Discharged Gay and Lesbian Veterans Win $2.4M Class Action Back Pay Settlement

Posted by Jason Van Steenwyk

gay and lesbian veteransIf you were involuntarily but honorably discharged from the military for homosexuality, and you had at least six years of service prior to discharge, you may have thousands of dollars coming your way.

Prior to the repeal of the ban on homosexuals from openly serving in the military, it was Department of Defense policy to cut separation pay in half for those who were discharged for homosexuality. However, because it was a DoD directive, and not a Congressional statute, the American Civil Liberties Union filed a class action lawsuit on behalf of 181 discharged gay and lesbian veterans.

The lead plaintiff was Richard Collins, a 9-year Air Force veteran and staff sergeant, who was spotted kissing his boyfriend while in a car at a traffic intersection off base, and reported to Air Force officials. He was subsequently discharged, and only then discovered that DoD policy cut separation pay in half for those discharged for homosexuality. The policy cost Collins more than $12,000. He then approached the ACLU about representing him in an unlawful discrimination lawsuit against the government to recover the money. The ACLU took the case.

The policy that provided that those discharged for homosexuality was part of a larger policy directive dating back to 1991. The directive established that honorable or general discharges for homosexuality would warrant the same reduced separation pay as discharges for drug rehabilitation failure, “convenience of the government,” or security breaches.

The Department of Defense defended against the lawsuit, arguing that military policy and regulation should be under the exclusive purview of the Secretary of Defense, but eventually reached a settlement in the case, Richard Collins v. United States.

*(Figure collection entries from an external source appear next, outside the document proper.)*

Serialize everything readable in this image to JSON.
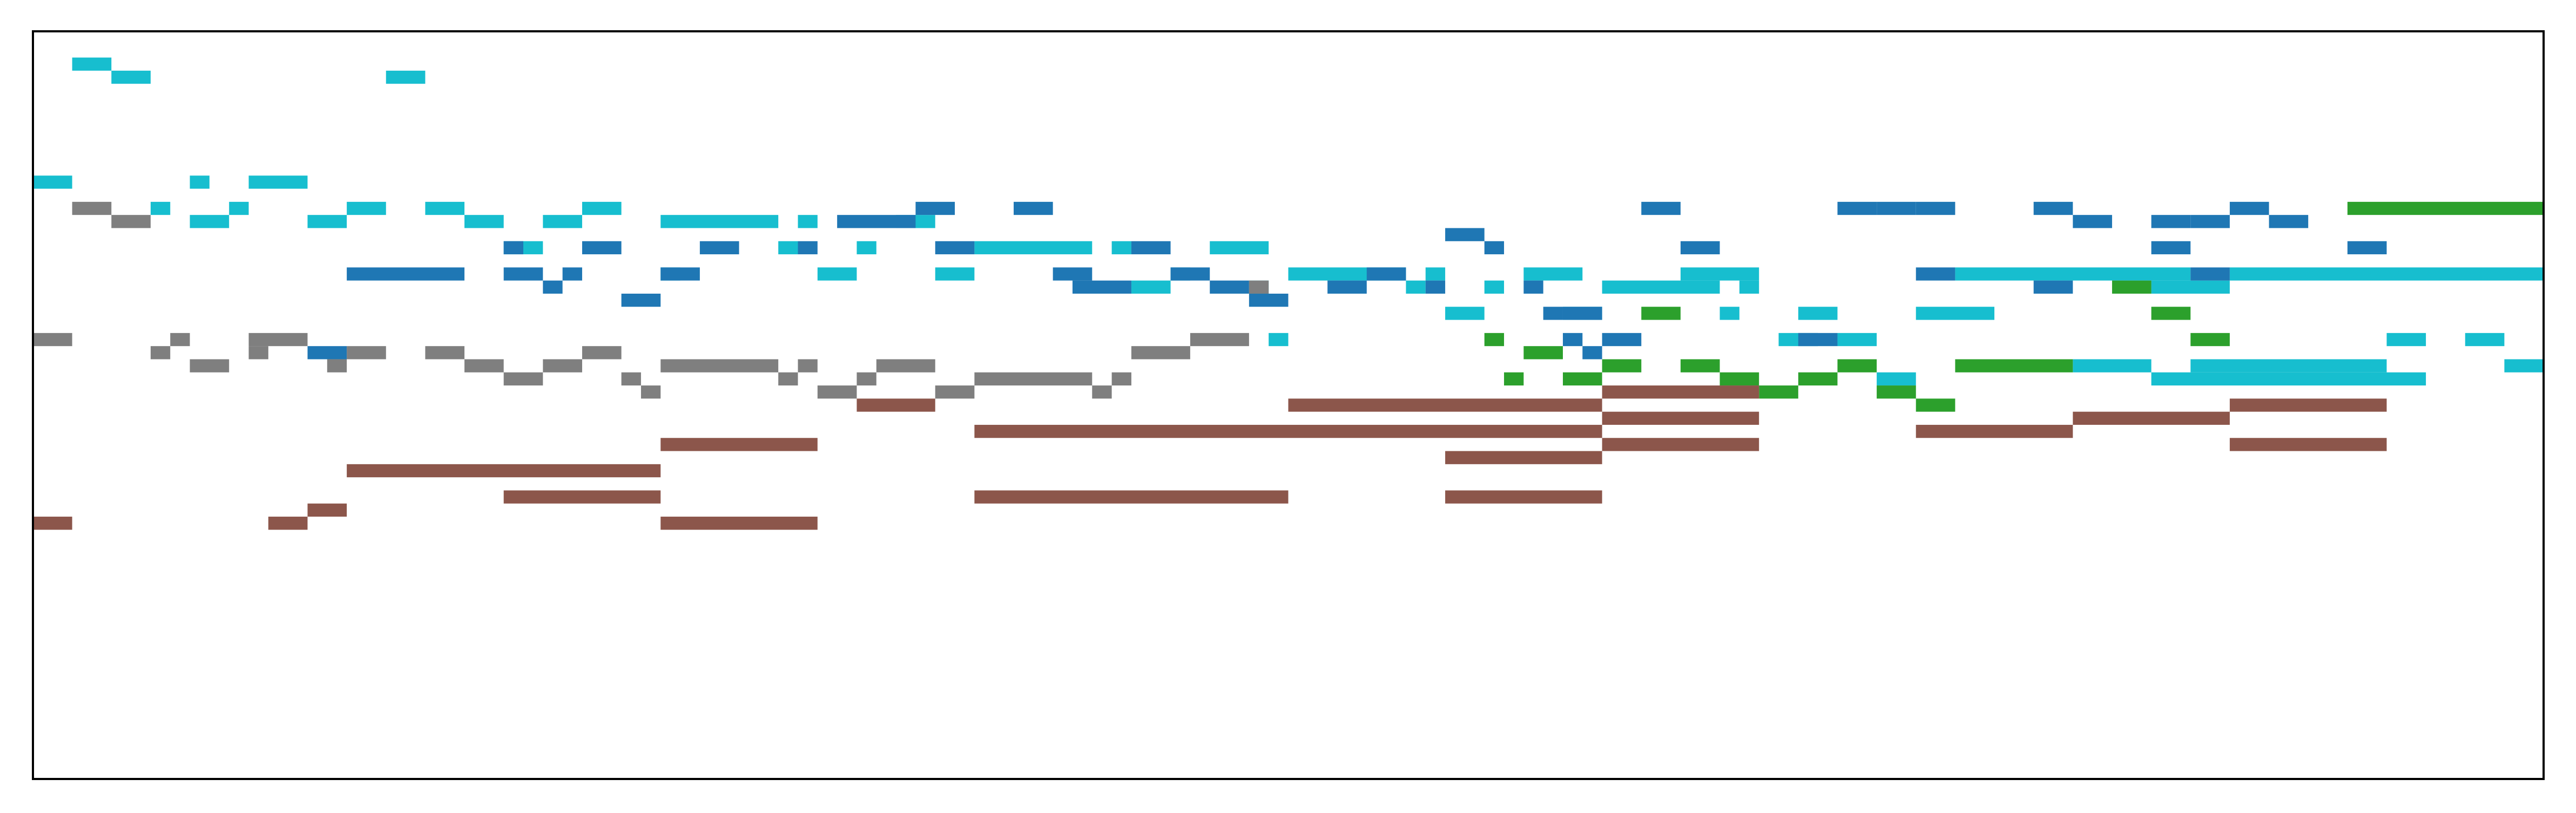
{
  "chart_data": {
    "type": "pianoroll",
    "title": "",
    "xlabel": "",
    "ylabel": "",
    "xlim": [
      0,
      64
    ],
    "ylim": [
      0,
      57
    ],
    "axes_ticks_visible": false,
    "grid": false,
    "legend": "none",
    "colors": {
      "cyan": "#17becf",
      "blue": "#1f77b4",
      "gray": "#7f7f7f",
      "green": "#2ca02c",
      "brown": "#8c564b"
    },
    "series": [
      {
        "color_key": "cyan",
        "notes": [
          [
            1,
            2,
            54
          ],
          [
            2,
            3,
            53
          ],
          [
            9,
            10,
            53
          ],
          [
            0,
            1,
            45
          ],
          [
            4,
            4.5,
            45
          ],
          [
            5.5,
            7,
            45
          ],
          [
            3,
            3.5,
            43
          ],
          [
            5,
            5.5,
            43
          ],
          [
            8,
            9,
            43
          ],
          [
            10,
            11,
            43
          ],
          [
            14,
            15,
            43
          ],
          [
            4,
            5,
            42
          ],
          [
            7,
            8,
            42
          ],
          [
            11,
            12,
            42
          ],
          [
            13,
            14,
            42
          ],
          [
            16,
            19,
            42
          ],
          [
            19.5,
            20,
            42
          ],
          [
            22,
            23,
            42
          ],
          [
            12,
            13,
            40
          ],
          [
            19,
            19.5,
            40
          ],
          [
            21,
            21.5,
            40
          ],
          [
            24,
            27,
            40
          ],
          [
            27.5,
            28,
            40
          ],
          [
            30,
            31.5,
            40
          ],
          [
            16,
            16.5,
            38
          ],
          [
            20,
            21,
            38
          ],
          [
            23,
            24,
            38
          ],
          [
            29,
            29.5,
            38
          ],
          [
            32,
            35,
            38
          ],
          [
            35.5,
            36,
            38
          ],
          [
            38,
            39.5,
            38
          ],
          [
            42,
            44,
            38
          ],
          [
            49,
            55,
            38
          ],
          [
            56,
            64,
            38
          ],
          [
            28,
            29,
            37
          ],
          [
            31,
            31.5,
            37
          ],
          [
            35,
            35.5,
            37
          ],
          [
            37,
            37.5,
            37
          ],
          [
            40,
            43,
            37
          ],
          [
            43.5,
            44,
            37
          ],
          [
            54,
            56,
            37
          ],
          [
            36,
            37,
            35
          ],
          [
            39,
            40,
            35
          ],
          [
            43,
            43.5,
            35
          ],
          [
            45,
            46,
            35
          ],
          [
            48,
            50,
            35
          ],
          [
            31.5,
            32,
            33
          ],
          [
            44.5,
            45.5,
            33
          ],
          [
            46,
            47,
            33
          ],
          [
            60,
            61,
            33
          ],
          [
            62,
            63,
            33
          ],
          [
            52,
            54,
            31
          ],
          [
            55,
            60,
            31
          ],
          [
            63,
            64,
            31
          ],
          [
            47,
            48,
            30
          ],
          [
            54,
            61,
            30
          ]
        ]
      },
      {
        "color_key": "blue",
        "notes": [
          [
            20.5,
            22.5,
            42
          ],
          [
            22.5,
            23.5,
            43
          ],
          [
            25,
            26,
            43
          ],
          [
            36,
            37,
            41
          ],
          [
            41,
            42,
            43
          ],
          [
            46,
            47,
            43
          ],
          [
            47,
            48,
            43
          ],
          [
            48,
            49,
            43
          ],
          [
            51,
            52,
            43
          ],
          [
            52,
            53,
            42
          ],
          [
            54,
            55,
            42
          ],
          [
            55,
            56,
            42
          ],
          [
            56,
            57,
            43
          ],
          [
            57,
            58,
            42
          ],
          [
            59,
            60,
            40
          ],
          [
            12,
            12.5,
            40
          ],
          [
            14,
            15,
            40
          ],
          [
            17,
            18,
            40
          ],
          [
            19.5,
            20,
            40
          ],
          [
            23,
            24,
            40
          ],
          [
            28,
            29,
            40
          ],
          [
            37,
            37.5,
            40
          ],
          [
            42,
            43,
            40
          ],
          [
            54,
            55,
            40
          ],
          [
            8,
            11,
            38
          ],
          [
            12,
            13,
            38
          ],
          [
            13.5,
            14,
            38
          ],
          [
            16,
            17,
            38
          ],
          [
            26,
            27,
            38
          ],
          [
            29,
            30,
            38
          ],
          [
            34,
            35,
            38
          ],
          [
            48,
            49,
            38
          ],
          [
            55,
            56,
            38
          ],
          [
            13,
            13.5,
            37
          ],
          [
            26.5,
            28,
            37
          ],
          [
            30,
            31,
            37
          ],
          [
            33,
            34,
            37
          ],
          [
            35.5,
            36,
            37
          ],
          [
            38,
            38.5,
            37
          ],
          [
            51,
            52,
            37
          ],
          [
            15,
            16,
            36
          ],
          [
            31,
            32,
            36
          ],
          [
            39,
            40,
            35
          ],
          [
            38.5,
            39,
            35
          ],
          [
            7,
            8,
            32
          ],
          [
            39,
            39.5,
            33
          ],
          [
            39.5,
            40,
            32
          ],
          [
            40,
            41,
            33
          ],
          [
            45,
            46,
            33
          ]
        ]
      },
      {
        "color_key": "gray",
        "notes": [
          [
            1,
            2,
            43
          ],
          [
            2,
            3,
            42
          ],
          [
            0,
            1,
            33
          ],
          [
            3.5,
            4,
            33
          ],
          [
            5.5,
            7,
            33
          ],
          [
            3,
            3.5,
            32
          ],
          [
            5.5,
            6,
            32
          ],
          [
            8,
            9,
            32
          ],
          [
            10,
            11,
            32
          ],
          [
            14,
            15,
            32
          ],
          [
            28,
            29.5,
            32
          ],
          [
            29.5,
            31,
            33
          ],
          [
            4,
            5,
            31
          ],
          [
            7.5,
            8,
            31
          ],
          [
            11,
            12,
            31
          ],
          [
            13,
            14,
            31
          ],
          [
            16,
            19,
            31
          ],
          [
            19.5,
            20,
            31
          ],
          [
            21.5,
            23,
            31
          ],
          [
            12,
            13,
            30
          ],
          [
            15,
            15.5,
            30
          ],
          [
            19,
            19.5,
            30
          ],
          [
            21,
            21.5,
            30
          ],
          [
            24,
            27,
            30
          ],
          [
            27.5,
            28,
            30
          ],
          [
            15.5,
            16,
            29
          ],
          [
            20,
            21,
            29
          ],
          [
            23,
            24,
            29
          ],
          [
            27,
            27.5,
            29
          ],
          [
            31,
            31.5,
            37
          ]
        ]
      },
      {
        "color_key": "green",
        "notes": [
          [
            59,
            64,
            43
          ],
          [
            53,
            54,
            37
          ],
          [
            41,
            42,
            35
          ],
          [
            54,
            55,
            35
          ],
          [
            37,
            37.5,
            33
          ],
          [
            55,
            56,
            33
          ],
          [
            38,
            39,
            32
          ],
          [
            40,
            41,
            31
          ],
          [
            42,
            43,
            31
          ],
          [
            46,
            47,
            31
          ],
          [
            49,
            52,
            31
          ],
          [
            37.5,
            38,
            30
          ],
          [
            39,
            40,
            30
          ],
          [
            43,
            44,
            30
          ],
          [
            45,
            46,
            30
          ],
          [
            44,
            45,
            29
          ],
          [
            47,
            48,
            29
          ],
          [
            48,
            49,
            28
          ]
        ]
      },
      {
        "color_key": "brown",
        "notes": [
          [
            40,
            44,
            29
          ],
          [
            21,
            23,
            28
          ],
          [
            32,
            40,
            28
          ],
          [
            40,
            44,
            27
          ],
          [
            52,
            56,
            27
          ],
          [
            56,
            60,
            28
          ],
          [
            24,
            40,
            26
          ],
          [
            48,
            52,
            26
          ],
          [
            16,
            20,
            25
          ],
          [
            40,
            44,
            25
          ],
          [
            56,
            60,
            25
          ],
          [
            36,
            40,
            24
          ],
          [
            8,
            16,
            23
          ],
          [
            12,
            16,
            21
          ],
          [
            24,
            32,
            21
          ],
          [
            36,
            40,
            21
          ],
          [
            7,
            8,
            20
          ],
          [
            0,
            1,
            19
          ],
          [
            6,
            7,
            19
          ],
          [
            16,
            20,
            19
          ]
        ]
      }
    ]
  }
}
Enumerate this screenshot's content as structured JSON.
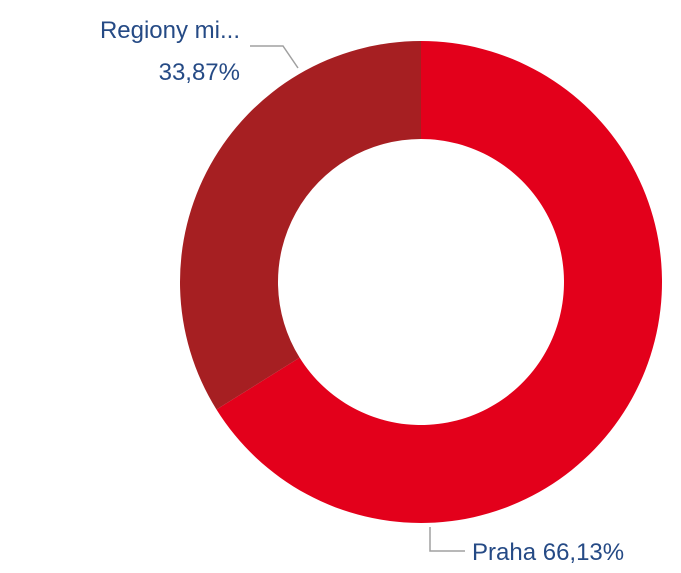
{
  "chart_data": {
    "type": "donut",
    "categories": [
      "Praha",
      "Regiony mi..."
    ],
    "values": [
      66.13,
      33.87
    ],
    "value_labels": [
      "66,13%",
      "33,87%"
    ],
    "colors": [
      "#e3001b",
      "#a61f22"
    ]
  }
}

Under the terms of the settlement, the Department of Defense will provide restitution for all those involuntarily discharged for homosexuality after November 10, 2004, which is as far back as the statute of limitations will allow. The Department of Defense estimates the total amount owed to all affected servicemembers participating in the suit to be $2.4 million.

You do not qualify, however, if you received a discharge that was other than honorable, if you did not have at least six years of service prior to separation, or if your discharge was prior to September 10, 2004.